Successful television shows typically are sold for two to three cycles of re-runs, but "Seinfeld" is already in an unprecedented fifth cycle, and continues to hold its own against new generations of syndicated shows. Overall, more people have watched Seinfeld as a re-run than watched it when it was the most popular show on television.
NBC initially tried "Seinfeld" in several time slots, finding that the show performed poorly against ABC's "Home Improvement." Yet when the network moved the show mid-season into the Thursday night slot after "Cheers," it took off, with its audience growing by almost 60 percent in only a few weeks.
"This probably means that a catastrophe is imminent, that something terrible will emerge from this," executive producer Larry David told the Los Angeles Times the month the show's fortunes shifted.

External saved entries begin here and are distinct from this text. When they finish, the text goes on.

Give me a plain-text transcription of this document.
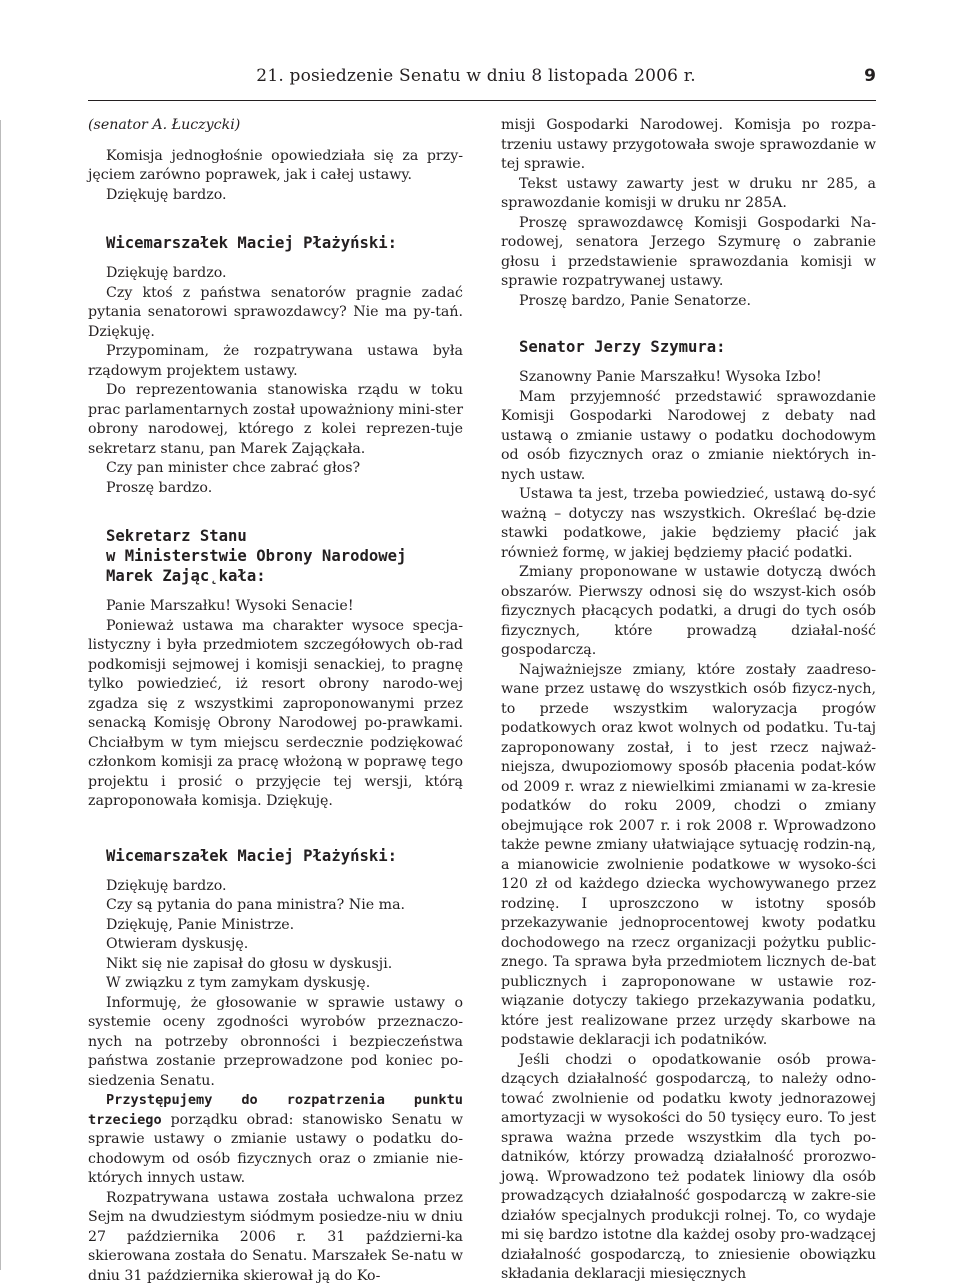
21. posiedzenie Senatu w dniu 8 listopada 2006 r.	9

(senator A. Łuczycki)

Komisja jednogłośnie opowiedziała się za przy-jęciem zarówno poprawek, jak i całej ustawy.

Dziękuję bardzo.

Wicemarszałek Maciej Płażyński:

Dziękuję bardzo.

Czy ktoś z państwa senatorów pragnie zadać pytania senatorowi sprawozdawcy? Nie ma py-tań. Dziękuję.

Przypominam, że rozpatrywana ustawa była rządowym projektem ustawy.

Do reprezentowania stanowiska rządu w toku prac parlamentarnych został upoważniony mini-ster obrony narodowej, którego z kolei reprezen-tuje sekretarz stanu, pan Marek Zając̨kała.

Czy pan minister chce zabrać głos?

Proszę bardzo.

Sekretarz Stanu
w Ministerstwie Obrony Narodowej
Marek Zając̨kała:

Panie Marszałku! Wysoki Senacie!

Ponieważ ustawa ma charakter wysoce specja-listyczny i była przedmiotem szczegółowych ob-rad podkomisji sejmowej i komisji senackiej, to pragnę tylko powiedzieć, iż resort obrony narodo-wej zgadza się z wszystkimi zaproponowanymi przez senacką Komisję Obrony Narodowej po-prawkami. Chciałbym w tym miejscu serdecznie podziękować członkom komisji za pracę włożoną w poprawę tego projektu i prosić o przyjęcie tej wersji, którą zaproponowała komisja. Dziękuję.

Wicemarszałek Maciej Płażyński:

Dziękuję bardzo.

Czy są pytania do pana ministra? Nie ma.

Dziękuję, Panie Ministrze.

Otwieram dyskusję.

Nikt się nie zapisał do głosu w dyskusji.

W związku z tym zamykam dyskusję.

Informuję, że głosowanie w sprawie ustawy o systemie oceny zgodności wyrobów przeznaczo-nych na potrzeby obronności i bezpieczeństwa państwa zostanie przeprowadzone pod koniec po-siedzenia Senatu.

Przystępujemy do rozpatrzenia punktu trzeciego porządku obrad: stanowisko Senatu w sprawie ustawy o zmianie ustawy o podatku do-chodowym od osób fizycznych oraz o zmianie nie-których innych ustaw.

Rozpatrywana ustawa została uchwalona przez Sejm na dwudziestym siódmym posiedze-niu w dniu 27 października 2006 r. 31 październi-ka skierowana została do Senatu. Marszałek Se-natu w dniu 31 października skierował ją do Ko-

misji Gospodarki Narodowej. Komisja po rozpa-trzeniu ustawy przygotowała swoje sprawozdanie w tej sprawie.

Tekst ustawy zawarty jest w druku nr 285, a sprawozdanie komisji w druku nr 285A.

Proszę sprawozdawcę Komisji Gospodarki Na-rodowej, senatora Jerzego Szymurę o zabranie głosu i przedstawienie sprawozdania komisji w sprawie rozpatrywanej ustawy.

Proszę bardzo, Panie Senatorze.

Senator Jerzy Szymura:

Szanowny Panie Marszałku! Wysoka Izbo!

Mam przyjemność przedstawić sprawozdanie Komisji Gospodarki Narodowej z debaty nad ustawą o zmianie ustawy o podatku dochodowym od osób fizycznych oraz o zmianie niektórych in-nych ustaw.

Ustawa ta jest, trzeba powiedzieć, ustawą do-syć ważną – dotyczy nas wszystkich. Określać bę-dzie stawki podatkowe, jakie będziemy płacić jak również formę, w jakiej będziemy płacić podatki.

Zmiany proponowane w ustawie dotyczą dwóch obszarów. Pierwszy odnosi się do wszyst-kich osób fizycznych płacących podatki, a drugi do tych osób fizycznych, które prowadzą działal-ność gospodarczą.

Najważniejsze zmiany, które zostały zaadreso-wane przez ustawę do wszystkich osób fizycz-nych, to przede wszystkim waloryzacja progów podatkowych oraz kwot wolnych od podatku. Tu-taj zaproponowany został, i to jest rzecz najważ-niejsza, dwupoziomowy sposób płacenia podat-ków od 2009 r. wraz z niewielkimi zmianami w za-kresie podatków do roku 2009, chodzi o zmiany obejmujące rok 2007 r. i rok 2008 r. Wprowadzono także pewne zmiany ułatwiające sytuację rodzin-ną, a mianowicie zwolnienie podatkowe w wysoko-ści 120 zł od każdego dziecka wychowywanego przez rodzinę. I uproszczono w istotny sposób przekazywanie jednoprocentowej kwoty podatku dochodowego na rzecz organizacji pożytku public-znego. Ta sprawa była przedmiotem licznych de-bat publicznych i zaproponowane w ustawie roz-wiązanie dotyczy takiego przekazywania podatku, które jest realizowane przez urzędy skarbowe na podstawie deklaracji ich podatników.

Jeśli chodzi o opodatkowanie osób prowa-dzących działalność gospodarczą, to należy odno-tować zwolnienie od podatku kwoty jednorazowej amortyzacji w wysokości do 50 tysięcy euro. To jest sprawa ważna przede wszystkim dla tych po-datników, którzy prowadzą działalność prorozwo-jową. Wprowadzono też podatek liniowy dla osób prowadzących działalność gospodarczą w zakre-sie działów specjalnych produkcji rolnej. To, co wydaje mi się bardzo istotne dla każdej osoby pro-wadzącej działalność gospodarczą, to zniesienie obowiązku składania deklaracji miesięcznych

Instead, the show picked up the coveted 18-to-34 year old viewership, and saw its advertising rates skyrocket. According to surveys of ad buyers by Advertising Age, ad rates grew by an average of 24 percent each year after that—much faster than even the audience—reaching more than half a million in the last season and almost $2 million for final episode slots.
The show generated an average of more than $200 million per season in profit for NBC, or 10 million per episode, for a total of almost $2 billion.

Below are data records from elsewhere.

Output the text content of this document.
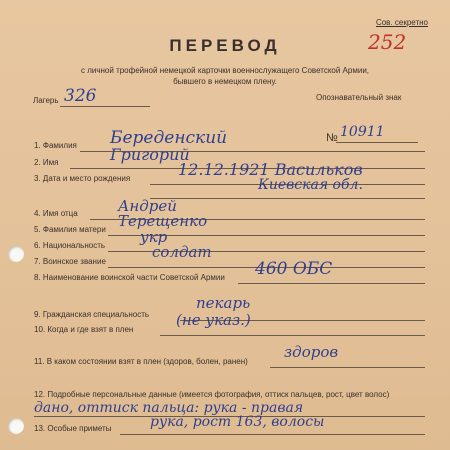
Сов. секретно
252
ПЕРЕВОД
с личной трофейной немецкой карточки военнослужащего Советской Армии,
бывшего в немецком плену.
Лагерь 326	Опознавательный знак
№ 10911
1. Фамилия Береденский
2. Имя	Григорий
3. Дата и место рождения	12.12.1921 Васильков
Киевская обл.
4. Имя отца	Андрей
5. Фамилия матери Терещенко
6. Национальность укр
7. Воинское звание
солдат
8. Наименование воинской части Советской Армии 460 ОБС
9. Гражданская специальность
пекарь
10. Когда и где взят в плен
(не указ.)
11. В каком состоянии взят в плен (здоров, болен, ранен)
здоров
12. Подробные персональные данные (имеется фотография, оттиск пальцев, рост, цвет волос)
дано, оттиск пальца: рука - правая
13. Особые приметы	рука, рост 163, волосы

"Seinfeld"'s broadcast earnings were impressive, but as of last year the show had earned even more—$3.1 billion, according to the Financial Times—in syndication deals.

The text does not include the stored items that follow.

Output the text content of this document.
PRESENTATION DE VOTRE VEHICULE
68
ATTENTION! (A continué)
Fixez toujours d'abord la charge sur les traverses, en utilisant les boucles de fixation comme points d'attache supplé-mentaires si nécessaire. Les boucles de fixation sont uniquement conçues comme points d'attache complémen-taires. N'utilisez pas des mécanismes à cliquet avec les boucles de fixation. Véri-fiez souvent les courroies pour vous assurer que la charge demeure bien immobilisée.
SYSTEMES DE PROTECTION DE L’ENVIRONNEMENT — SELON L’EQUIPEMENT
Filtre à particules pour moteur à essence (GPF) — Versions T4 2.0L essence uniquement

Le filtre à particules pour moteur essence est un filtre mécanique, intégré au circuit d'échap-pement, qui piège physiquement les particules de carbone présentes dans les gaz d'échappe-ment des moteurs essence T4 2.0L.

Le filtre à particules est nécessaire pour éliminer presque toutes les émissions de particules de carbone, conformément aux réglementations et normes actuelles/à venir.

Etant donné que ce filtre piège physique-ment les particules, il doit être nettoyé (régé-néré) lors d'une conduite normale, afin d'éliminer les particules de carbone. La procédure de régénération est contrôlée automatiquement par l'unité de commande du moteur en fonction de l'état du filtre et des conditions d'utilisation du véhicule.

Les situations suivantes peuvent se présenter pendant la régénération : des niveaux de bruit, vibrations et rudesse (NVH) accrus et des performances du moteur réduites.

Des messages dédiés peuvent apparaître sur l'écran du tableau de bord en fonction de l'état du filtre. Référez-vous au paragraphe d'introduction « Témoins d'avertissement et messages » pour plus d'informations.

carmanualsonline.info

According to trade publication Broadcasting and Cable, the show made about $2.3 billion on the first three cycles, in some cases charging more than $5 million per episode. On top of that, cable channels paid another $379 million. That leaves $400 million in repeat fees for the last two cycles—and "Seinfeld" is barely slowing.
The show still brings in a household share of 2 percent, according to Nielsen. That's not much less than more recent sitcom syndications like "How I Met Your Mother" (around 2.2 percent) or "Modern Family" (2.7). In 2003, at the peak of the most lucrative re-run cycle, "Seinfeld" produced $156 million in ad revenue, according to AdAge. Last year, over a decade later, it still pulled in $76 million, according to Kantar Media.
Not bad for a 25-year-old show.
Streaming video giant Hulu announced at the end of April that it was making a deal for the subscription video on demand rights for the show for around $875,000 an episode. That's another $160 million for Sony, Time Warner and the creators of "Seinfeld."
Hulu had to outbid Amazon and Yahoo for the show, according to the Wall Street Journal, and Netflix had also expressed interest in the rights.
It looks like the "show about nothing" will continue to make money until at least 2020.
DISCLOSURE: NBC is part of NBC Universal, as is CNBC.